By explicitly defining a state that brings a human into the process, we ensure that our staff only spend time on the most ambiguous cases, while the clear-cut requests are handled quickly and automatically.

Transparency
#

Compliance and Regulation demand transparency. We have some code which reads all the LLM output and creates customer communications as well as an audit trail. For our demo, we’ve generated it as a readable Markdown document. Even in this form, it’s a good audit trail for compliance, audit, and regulators.

Final Thoughts
#

Even though this is allegedly an “AI Powered Demo”, a good amount of human thought went into defining its constraints and rules. People familiar with Operations Tech will undoubtedly see echoes of previous work. Here, we defined the ‘hard rules’ and the search strategies, and treat the LLM as a specialized service for specific “fuzzy” tasks in the entire workflow.

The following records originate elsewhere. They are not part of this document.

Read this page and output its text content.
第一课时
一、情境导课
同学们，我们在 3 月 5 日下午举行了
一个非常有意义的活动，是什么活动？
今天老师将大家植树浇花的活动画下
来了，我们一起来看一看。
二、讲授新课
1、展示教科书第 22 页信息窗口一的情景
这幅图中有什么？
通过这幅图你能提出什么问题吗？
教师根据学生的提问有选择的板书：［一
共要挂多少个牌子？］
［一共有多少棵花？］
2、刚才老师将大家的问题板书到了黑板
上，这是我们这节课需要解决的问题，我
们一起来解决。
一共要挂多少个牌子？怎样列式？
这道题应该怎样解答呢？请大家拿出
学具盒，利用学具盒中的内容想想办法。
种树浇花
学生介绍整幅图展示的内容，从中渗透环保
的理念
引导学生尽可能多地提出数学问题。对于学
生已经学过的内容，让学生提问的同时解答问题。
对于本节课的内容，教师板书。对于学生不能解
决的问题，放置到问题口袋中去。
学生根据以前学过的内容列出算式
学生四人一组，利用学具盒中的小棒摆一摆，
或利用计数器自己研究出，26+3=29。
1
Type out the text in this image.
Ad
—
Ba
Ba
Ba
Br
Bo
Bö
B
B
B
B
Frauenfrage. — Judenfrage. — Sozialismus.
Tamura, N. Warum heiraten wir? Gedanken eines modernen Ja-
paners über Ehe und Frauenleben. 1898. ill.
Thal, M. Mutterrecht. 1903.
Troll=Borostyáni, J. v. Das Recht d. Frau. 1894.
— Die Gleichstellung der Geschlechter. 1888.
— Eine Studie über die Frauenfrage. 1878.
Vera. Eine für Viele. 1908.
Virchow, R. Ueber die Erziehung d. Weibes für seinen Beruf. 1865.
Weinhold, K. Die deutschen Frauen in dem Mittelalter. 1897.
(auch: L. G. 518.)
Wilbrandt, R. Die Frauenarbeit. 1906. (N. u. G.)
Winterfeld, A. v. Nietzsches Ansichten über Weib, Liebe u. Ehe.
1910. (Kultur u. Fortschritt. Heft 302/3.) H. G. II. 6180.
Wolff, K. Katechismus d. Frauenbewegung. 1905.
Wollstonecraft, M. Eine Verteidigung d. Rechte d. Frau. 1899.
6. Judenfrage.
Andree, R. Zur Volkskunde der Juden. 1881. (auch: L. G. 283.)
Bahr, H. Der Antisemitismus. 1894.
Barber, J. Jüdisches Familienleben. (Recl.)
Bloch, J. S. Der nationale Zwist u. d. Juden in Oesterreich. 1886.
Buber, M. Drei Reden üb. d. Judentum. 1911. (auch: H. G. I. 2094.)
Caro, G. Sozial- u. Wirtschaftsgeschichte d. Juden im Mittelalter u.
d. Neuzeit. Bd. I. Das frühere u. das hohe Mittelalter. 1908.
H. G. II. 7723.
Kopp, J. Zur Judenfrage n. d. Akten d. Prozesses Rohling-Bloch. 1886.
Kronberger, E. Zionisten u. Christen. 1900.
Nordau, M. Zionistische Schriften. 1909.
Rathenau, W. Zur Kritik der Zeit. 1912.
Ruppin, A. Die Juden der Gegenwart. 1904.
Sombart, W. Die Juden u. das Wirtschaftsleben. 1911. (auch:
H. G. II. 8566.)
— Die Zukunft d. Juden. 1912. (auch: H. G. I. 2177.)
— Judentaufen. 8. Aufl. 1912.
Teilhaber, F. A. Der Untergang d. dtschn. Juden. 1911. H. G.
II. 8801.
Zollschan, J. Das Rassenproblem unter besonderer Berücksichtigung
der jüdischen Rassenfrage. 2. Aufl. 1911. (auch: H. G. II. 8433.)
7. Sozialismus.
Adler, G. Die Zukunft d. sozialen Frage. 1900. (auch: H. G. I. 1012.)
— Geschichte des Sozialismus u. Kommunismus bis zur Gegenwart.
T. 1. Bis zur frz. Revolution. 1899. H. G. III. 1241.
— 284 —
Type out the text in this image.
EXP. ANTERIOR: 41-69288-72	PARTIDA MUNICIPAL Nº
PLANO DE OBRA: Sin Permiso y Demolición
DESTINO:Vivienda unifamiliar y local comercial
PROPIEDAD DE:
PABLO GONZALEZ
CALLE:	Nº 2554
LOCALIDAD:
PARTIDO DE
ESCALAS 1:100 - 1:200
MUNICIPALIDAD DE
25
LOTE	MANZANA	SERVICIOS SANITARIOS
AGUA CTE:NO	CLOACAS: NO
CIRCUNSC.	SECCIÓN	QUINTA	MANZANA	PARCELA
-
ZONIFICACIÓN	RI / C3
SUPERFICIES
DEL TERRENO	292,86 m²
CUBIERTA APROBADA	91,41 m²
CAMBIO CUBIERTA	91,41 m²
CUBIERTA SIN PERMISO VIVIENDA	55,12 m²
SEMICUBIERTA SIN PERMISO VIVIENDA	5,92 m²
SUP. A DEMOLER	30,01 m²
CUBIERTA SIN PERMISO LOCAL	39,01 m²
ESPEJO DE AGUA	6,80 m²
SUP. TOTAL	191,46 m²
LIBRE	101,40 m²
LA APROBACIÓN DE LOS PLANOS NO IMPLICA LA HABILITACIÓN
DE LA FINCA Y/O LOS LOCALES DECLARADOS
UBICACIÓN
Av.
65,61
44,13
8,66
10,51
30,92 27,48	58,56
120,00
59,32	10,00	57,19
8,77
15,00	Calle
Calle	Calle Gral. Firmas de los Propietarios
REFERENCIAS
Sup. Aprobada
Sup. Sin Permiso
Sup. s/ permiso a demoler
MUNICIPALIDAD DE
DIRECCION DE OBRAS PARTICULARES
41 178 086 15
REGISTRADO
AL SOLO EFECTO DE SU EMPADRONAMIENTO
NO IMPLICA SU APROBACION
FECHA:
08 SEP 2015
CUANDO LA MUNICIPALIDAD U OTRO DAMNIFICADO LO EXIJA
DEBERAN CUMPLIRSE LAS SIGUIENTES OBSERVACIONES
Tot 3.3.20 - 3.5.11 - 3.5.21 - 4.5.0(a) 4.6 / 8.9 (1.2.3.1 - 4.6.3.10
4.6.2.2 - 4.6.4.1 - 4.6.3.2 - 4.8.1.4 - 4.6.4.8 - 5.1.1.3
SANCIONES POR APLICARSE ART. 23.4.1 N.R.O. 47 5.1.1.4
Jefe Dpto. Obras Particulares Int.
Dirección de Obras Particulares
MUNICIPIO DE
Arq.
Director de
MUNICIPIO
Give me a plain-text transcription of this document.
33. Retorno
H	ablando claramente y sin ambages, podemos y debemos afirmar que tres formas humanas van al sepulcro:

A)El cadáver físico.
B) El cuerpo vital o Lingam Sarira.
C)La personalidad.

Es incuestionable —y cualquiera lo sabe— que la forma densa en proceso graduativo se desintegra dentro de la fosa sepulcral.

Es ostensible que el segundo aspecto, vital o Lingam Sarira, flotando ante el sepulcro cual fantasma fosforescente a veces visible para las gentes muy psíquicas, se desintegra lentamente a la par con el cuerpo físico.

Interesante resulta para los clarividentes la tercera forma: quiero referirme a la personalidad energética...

Where possible we used good old Python code, and a State Machine to define workflow structure. LLMs were used in a very specific way to drive understanding — with full knowledge + clear indications that it can fail. How this workflow handles system errors is not covered here, but I’m sure you can imagine the possibilities.

Of course, this system can make mistakes! Traditional ML-based systems make mistakes too, and they’ve been productionized with due governance and oversight. Humans make mistakes too! From an engineering standpoint, ensuring as much determinism as possible + testing and review are key to delivering these systems for real.

If you want to have a play around with the code, it’s at github.com/pdvcs/ai-orchestrator-demo.